The fact that you, personally, have had a tough position on immigration all along counts for nothing. I don't care if you're the President of the United States or Joe Windbag down at the corner, neither one of you has fixed the problem. You're on the hook with the rest of us. We let them get in and, more importantly, let them, over time, build up a reasonable expectation that it will all be okay, that the life they've built here won't be suddenly ripped away from them.
This is how you get past the idea that they are not entitled to that life because it was built on a tainted base. To so rule is genuinely unfair, as in unbalanced, as in the penalty not fitting the crime. The current immigration laws are a pathetic travesty. Yes, the law is the law, but when you weigh the fact that no federal, state or local arm of government has addressed illegal immigration in an even remotely realistic or effective way, and weigh that against the substantial investment many undocumented immigrants have made in their American communities, that one arguable transgression counts for very little against their exemplary performance since then as the best kind of Americans. That has to count for something.

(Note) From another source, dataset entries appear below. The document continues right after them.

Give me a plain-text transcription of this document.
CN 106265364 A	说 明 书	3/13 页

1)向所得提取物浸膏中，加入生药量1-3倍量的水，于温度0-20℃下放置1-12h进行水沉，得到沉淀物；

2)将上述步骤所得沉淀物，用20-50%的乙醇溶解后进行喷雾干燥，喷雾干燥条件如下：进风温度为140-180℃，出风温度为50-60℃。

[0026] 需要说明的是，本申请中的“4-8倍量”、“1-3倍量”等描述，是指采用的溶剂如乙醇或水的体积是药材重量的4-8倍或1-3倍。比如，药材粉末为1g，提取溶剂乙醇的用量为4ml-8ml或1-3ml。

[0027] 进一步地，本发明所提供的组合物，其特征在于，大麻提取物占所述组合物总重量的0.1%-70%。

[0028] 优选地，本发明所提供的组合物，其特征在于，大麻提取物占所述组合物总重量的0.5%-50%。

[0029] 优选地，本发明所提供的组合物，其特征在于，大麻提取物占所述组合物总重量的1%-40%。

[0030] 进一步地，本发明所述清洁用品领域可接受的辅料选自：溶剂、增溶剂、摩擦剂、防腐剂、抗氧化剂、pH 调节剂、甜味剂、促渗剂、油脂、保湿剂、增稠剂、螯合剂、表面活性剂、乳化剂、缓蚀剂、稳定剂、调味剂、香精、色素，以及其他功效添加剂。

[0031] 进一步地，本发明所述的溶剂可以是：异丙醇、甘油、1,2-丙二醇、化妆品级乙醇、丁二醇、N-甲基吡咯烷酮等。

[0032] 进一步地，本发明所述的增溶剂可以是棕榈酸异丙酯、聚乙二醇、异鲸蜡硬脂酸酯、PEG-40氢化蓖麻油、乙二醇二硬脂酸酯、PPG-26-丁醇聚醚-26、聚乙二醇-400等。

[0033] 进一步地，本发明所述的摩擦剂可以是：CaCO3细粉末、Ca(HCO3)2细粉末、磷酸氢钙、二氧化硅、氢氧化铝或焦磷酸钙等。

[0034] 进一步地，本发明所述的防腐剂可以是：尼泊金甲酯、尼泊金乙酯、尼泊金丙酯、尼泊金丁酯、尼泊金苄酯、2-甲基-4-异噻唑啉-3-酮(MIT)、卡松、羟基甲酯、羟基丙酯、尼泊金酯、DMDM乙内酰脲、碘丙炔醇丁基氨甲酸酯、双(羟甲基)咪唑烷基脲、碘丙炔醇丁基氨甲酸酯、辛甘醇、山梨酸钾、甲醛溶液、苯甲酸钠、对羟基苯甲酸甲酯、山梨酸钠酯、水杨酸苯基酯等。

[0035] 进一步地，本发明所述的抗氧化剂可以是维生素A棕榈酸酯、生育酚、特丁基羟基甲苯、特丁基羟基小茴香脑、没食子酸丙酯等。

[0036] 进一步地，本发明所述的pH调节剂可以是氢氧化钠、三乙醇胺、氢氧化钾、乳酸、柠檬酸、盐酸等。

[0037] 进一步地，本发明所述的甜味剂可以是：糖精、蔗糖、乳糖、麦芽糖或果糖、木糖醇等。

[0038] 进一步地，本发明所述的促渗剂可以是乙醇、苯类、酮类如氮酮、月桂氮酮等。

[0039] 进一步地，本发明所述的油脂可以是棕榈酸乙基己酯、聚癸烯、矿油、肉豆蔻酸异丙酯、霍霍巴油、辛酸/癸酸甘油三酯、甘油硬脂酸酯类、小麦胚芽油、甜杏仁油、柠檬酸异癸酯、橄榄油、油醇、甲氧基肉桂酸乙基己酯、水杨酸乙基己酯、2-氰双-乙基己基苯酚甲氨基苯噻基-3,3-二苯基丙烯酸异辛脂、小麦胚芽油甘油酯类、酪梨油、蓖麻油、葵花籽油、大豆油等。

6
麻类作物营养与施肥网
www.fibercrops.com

Although my proposals probably sound radical and unrealistic to you, think about what happens now. Instead of citizenship being granted after five years, we simply grant it to the next generation, no questions asked.
Which brings me back to Elvira Arellano. Right or wrong, her son will remember how we made life hard for his mother. He's one of us, with exactly the same rights as you or me. He's a fellow American. Don't we owe him something? Won't we build a better future citizen by being fair to his mom now?
Every American citizen shares responsibility for the immigration mess, all of us. Only when we accept that responsibility will we be able to solve the problem once and for all.
(This is what I was working on yesterday when the power went out.)